ARDANA shares bounced back yesterday after the Edinburgh-based biotech firm said raising the "for sale" sign had prompted a high level of interest.
The firm, which focuses on treatments related to human reproductive health, said last month it was seeking a sale or merger with a company using the cash to develop its portfolio.
The announcement came at a time when investor appetite for risky
, early-stage biotech investments was at its lowest in decades, prompting shares to fall.
But yesterday the group, led by chief executive Huw Jones, said interest had already led to "a number" of approaches which could lead to a bid. "Given the level of interest to date, the board sees no reason for the significant fall in share price," Ardana told investors.

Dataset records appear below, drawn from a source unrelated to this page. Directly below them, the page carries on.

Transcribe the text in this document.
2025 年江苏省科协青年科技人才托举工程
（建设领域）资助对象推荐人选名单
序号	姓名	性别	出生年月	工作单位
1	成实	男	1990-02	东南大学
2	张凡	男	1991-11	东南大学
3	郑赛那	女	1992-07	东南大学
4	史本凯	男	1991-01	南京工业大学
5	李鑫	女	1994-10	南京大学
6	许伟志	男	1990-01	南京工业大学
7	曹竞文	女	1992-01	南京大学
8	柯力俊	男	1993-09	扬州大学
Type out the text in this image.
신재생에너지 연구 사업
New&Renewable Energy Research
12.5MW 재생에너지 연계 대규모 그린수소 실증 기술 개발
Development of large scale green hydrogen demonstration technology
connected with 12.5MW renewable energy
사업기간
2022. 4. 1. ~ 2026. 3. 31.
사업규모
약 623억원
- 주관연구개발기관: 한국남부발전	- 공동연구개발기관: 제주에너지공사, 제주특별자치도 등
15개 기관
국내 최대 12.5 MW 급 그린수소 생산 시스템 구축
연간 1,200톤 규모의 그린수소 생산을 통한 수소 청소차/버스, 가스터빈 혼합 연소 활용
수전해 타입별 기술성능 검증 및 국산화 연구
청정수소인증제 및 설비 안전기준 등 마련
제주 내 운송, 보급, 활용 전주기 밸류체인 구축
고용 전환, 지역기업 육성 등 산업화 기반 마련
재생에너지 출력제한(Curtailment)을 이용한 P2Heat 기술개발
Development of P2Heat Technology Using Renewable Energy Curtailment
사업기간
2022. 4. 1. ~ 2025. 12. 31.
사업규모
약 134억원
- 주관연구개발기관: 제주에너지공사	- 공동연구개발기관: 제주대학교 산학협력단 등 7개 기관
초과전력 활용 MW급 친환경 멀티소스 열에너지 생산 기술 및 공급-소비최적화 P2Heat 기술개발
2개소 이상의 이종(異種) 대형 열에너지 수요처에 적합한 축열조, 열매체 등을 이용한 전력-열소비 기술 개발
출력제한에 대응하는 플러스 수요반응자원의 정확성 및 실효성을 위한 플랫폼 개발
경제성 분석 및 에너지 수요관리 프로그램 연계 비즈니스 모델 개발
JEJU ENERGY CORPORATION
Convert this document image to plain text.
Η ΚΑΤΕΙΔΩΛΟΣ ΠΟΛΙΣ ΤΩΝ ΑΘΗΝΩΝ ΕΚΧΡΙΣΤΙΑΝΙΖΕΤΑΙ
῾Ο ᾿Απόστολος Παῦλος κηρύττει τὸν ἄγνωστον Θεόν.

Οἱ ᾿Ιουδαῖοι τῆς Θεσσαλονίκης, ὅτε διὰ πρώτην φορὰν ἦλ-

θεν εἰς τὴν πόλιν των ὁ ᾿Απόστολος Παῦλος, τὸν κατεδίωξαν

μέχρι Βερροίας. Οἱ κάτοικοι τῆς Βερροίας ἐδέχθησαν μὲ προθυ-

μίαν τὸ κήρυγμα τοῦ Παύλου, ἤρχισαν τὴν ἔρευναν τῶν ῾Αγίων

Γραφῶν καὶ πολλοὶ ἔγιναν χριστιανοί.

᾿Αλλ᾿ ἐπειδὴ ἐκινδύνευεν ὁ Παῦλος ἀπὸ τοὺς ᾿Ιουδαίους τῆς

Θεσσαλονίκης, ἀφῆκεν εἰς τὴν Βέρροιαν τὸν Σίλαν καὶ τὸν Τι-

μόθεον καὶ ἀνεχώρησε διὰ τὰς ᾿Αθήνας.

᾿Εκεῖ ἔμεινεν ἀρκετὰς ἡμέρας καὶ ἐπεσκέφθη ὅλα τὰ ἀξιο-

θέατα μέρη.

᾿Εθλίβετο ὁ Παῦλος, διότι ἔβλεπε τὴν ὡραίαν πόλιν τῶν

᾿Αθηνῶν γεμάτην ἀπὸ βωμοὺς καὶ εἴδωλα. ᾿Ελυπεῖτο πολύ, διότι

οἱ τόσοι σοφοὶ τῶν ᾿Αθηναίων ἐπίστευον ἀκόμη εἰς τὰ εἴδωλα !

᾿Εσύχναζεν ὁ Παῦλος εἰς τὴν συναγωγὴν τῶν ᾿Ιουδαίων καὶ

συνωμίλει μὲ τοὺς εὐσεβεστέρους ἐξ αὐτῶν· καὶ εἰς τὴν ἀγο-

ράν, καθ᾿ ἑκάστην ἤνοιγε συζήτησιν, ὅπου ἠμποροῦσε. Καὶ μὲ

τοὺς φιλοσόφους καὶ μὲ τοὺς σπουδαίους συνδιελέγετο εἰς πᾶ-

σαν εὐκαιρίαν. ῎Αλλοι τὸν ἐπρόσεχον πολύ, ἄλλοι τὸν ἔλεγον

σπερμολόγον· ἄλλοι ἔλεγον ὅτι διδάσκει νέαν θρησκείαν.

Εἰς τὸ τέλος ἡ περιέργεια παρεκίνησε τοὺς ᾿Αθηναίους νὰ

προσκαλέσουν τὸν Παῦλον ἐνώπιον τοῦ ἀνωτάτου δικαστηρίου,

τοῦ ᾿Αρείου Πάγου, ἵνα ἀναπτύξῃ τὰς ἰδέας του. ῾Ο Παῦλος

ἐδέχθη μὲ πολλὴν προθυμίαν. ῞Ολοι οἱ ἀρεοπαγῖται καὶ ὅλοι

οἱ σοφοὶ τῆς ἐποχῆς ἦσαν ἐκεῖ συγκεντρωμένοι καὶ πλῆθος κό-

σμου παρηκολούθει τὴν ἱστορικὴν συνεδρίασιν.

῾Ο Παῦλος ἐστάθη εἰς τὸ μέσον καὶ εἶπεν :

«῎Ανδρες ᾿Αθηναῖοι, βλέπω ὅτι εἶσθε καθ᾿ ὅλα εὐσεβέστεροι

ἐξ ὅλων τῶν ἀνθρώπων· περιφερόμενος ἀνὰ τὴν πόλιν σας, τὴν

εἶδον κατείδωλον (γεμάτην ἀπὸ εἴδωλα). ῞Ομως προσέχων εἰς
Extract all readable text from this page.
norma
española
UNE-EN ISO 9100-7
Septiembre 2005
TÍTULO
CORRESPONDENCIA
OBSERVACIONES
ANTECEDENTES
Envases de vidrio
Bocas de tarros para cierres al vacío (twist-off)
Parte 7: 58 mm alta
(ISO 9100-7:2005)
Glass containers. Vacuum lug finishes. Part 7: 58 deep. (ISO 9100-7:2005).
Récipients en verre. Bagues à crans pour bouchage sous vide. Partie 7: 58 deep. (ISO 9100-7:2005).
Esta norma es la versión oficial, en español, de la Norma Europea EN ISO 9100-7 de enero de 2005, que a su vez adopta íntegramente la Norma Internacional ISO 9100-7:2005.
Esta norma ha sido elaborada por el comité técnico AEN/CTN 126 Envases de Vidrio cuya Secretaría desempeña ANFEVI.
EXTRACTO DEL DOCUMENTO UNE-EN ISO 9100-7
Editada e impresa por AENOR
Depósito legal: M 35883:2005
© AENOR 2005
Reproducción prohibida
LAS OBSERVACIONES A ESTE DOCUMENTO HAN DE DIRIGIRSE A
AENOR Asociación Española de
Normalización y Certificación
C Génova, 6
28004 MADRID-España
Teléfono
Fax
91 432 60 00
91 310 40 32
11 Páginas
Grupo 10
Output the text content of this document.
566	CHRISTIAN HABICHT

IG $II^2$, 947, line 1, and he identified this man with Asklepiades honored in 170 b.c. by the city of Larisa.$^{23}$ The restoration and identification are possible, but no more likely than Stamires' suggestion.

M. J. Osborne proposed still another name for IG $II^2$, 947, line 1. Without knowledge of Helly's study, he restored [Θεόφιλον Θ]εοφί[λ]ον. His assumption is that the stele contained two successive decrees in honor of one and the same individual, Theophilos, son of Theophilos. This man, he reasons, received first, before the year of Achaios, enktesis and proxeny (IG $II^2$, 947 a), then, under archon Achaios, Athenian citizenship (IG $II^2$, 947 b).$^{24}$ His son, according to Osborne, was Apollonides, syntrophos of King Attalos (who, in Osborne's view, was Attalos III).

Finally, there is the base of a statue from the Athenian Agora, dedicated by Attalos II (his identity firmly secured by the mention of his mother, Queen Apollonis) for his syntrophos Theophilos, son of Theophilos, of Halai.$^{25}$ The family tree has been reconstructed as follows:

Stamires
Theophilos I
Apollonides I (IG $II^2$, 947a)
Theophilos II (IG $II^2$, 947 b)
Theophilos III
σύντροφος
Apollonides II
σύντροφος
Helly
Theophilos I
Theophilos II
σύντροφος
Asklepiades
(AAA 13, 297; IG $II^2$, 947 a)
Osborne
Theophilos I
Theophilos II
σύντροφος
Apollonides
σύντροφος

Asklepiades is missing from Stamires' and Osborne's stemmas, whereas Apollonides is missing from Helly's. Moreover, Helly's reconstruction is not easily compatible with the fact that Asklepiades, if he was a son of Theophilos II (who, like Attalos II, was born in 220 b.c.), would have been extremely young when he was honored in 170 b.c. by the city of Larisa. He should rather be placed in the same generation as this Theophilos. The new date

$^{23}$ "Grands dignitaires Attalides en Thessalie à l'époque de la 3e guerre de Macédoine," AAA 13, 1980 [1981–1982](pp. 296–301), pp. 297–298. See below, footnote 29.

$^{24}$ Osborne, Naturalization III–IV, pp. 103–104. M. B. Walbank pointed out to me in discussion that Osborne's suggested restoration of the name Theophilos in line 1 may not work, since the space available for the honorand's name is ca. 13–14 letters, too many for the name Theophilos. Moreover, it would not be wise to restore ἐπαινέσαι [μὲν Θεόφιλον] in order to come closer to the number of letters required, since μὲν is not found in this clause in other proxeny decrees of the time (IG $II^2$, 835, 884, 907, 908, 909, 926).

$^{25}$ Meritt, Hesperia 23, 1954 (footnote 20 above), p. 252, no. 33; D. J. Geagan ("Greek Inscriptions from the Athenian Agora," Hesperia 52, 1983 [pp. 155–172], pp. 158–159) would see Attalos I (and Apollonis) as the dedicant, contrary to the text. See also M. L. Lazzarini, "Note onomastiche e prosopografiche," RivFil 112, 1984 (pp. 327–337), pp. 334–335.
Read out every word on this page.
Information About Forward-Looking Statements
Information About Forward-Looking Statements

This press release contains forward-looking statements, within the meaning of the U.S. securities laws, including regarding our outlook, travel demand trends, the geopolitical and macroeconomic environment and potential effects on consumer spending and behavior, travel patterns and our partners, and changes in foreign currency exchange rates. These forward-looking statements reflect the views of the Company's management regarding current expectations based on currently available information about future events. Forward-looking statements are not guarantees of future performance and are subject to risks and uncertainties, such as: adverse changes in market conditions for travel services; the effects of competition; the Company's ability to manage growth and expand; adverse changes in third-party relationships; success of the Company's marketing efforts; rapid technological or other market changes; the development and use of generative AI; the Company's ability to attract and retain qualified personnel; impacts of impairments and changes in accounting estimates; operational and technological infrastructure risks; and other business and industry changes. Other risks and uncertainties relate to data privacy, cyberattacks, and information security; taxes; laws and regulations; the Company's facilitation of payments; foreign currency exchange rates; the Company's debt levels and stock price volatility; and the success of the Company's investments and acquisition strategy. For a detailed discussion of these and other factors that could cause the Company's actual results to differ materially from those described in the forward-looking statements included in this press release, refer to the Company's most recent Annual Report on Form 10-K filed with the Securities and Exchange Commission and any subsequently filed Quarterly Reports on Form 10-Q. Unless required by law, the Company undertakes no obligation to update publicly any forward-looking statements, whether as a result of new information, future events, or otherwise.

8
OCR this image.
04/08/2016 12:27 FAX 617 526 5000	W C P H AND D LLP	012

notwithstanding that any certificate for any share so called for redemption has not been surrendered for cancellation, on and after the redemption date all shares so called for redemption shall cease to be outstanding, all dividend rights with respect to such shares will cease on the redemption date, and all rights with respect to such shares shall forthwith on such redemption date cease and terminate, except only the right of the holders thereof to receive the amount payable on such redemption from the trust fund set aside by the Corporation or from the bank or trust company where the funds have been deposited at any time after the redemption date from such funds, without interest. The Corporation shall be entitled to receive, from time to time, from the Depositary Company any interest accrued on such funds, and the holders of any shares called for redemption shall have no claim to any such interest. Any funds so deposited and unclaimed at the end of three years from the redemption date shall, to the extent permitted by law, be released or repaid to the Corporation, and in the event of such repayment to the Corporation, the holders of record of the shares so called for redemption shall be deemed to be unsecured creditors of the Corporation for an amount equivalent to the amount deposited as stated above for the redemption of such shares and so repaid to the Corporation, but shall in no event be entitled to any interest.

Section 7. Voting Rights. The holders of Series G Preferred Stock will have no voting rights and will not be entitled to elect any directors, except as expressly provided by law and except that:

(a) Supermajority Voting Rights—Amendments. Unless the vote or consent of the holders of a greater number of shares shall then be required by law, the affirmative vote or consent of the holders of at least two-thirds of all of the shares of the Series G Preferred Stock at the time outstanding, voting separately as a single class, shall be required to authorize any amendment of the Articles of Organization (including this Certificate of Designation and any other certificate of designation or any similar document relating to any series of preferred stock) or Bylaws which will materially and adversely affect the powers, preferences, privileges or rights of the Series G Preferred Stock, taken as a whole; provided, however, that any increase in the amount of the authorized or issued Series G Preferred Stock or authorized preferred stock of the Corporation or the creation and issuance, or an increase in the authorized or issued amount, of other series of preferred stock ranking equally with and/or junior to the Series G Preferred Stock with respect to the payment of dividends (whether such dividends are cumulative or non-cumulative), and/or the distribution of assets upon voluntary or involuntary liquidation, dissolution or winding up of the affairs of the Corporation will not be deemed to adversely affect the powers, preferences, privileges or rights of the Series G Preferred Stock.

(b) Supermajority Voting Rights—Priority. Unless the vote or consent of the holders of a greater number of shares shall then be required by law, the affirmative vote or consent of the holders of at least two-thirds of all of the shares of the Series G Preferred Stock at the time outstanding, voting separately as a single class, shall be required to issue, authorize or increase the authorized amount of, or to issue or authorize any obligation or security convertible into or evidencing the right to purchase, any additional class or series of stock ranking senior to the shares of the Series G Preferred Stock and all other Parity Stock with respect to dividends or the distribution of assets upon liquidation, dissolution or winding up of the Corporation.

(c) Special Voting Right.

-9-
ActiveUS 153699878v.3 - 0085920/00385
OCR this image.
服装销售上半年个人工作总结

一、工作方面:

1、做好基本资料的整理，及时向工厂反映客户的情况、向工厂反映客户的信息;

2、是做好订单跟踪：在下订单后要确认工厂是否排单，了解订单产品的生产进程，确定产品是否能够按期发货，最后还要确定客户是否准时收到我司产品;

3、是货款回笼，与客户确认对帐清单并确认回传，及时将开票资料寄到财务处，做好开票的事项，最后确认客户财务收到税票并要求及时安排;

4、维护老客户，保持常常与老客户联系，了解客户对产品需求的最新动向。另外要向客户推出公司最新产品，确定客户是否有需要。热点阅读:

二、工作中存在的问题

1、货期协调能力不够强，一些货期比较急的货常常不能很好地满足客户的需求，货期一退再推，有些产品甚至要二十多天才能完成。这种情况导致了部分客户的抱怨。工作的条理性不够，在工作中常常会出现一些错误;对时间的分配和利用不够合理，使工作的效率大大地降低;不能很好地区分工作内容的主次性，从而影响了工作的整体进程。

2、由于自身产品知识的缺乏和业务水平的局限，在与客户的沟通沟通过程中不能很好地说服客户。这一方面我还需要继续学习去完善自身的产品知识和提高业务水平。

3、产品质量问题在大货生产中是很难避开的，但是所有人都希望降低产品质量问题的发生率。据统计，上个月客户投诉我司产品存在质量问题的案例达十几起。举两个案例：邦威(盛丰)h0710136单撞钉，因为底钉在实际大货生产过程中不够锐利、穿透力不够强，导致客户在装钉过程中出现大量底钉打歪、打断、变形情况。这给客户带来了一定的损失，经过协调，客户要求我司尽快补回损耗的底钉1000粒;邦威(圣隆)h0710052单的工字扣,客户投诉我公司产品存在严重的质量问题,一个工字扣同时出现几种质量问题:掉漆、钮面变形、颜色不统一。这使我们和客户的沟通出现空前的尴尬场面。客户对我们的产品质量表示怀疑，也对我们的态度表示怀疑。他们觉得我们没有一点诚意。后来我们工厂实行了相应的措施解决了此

Shares immediately responded, closing up 9p, almost doubling their value, at 18.5p.
Finance director Graham Lee said "a significant number" of parties had expressed an interest in buying the whole company, while others had approached Ardana about acquiring certain parts of the portfolio.
While he conceded that sentiment in the sector was low, making raising cash extremely difficult, a shortage of new products being developed made the market for deals buoyant in comparison.
"I think there's still quite a lot of appetite to do deals, because all of the larger companies are needing products," he added.
Potential suitors ranged from large pharmaceutical companies through to small cash-rich biotechs, Lee said.
A major licensing deal for part of the company's portfolio could see it maintained as a going concern, but Lee suggested this was unlikely.
"We obviously consider that the best option is to merge or be sold. That's the process we're going through now, but we have had quite a lot of interest for our products … and if somebody comes in with a really slam dunk opportunity then obviously we have to consider it."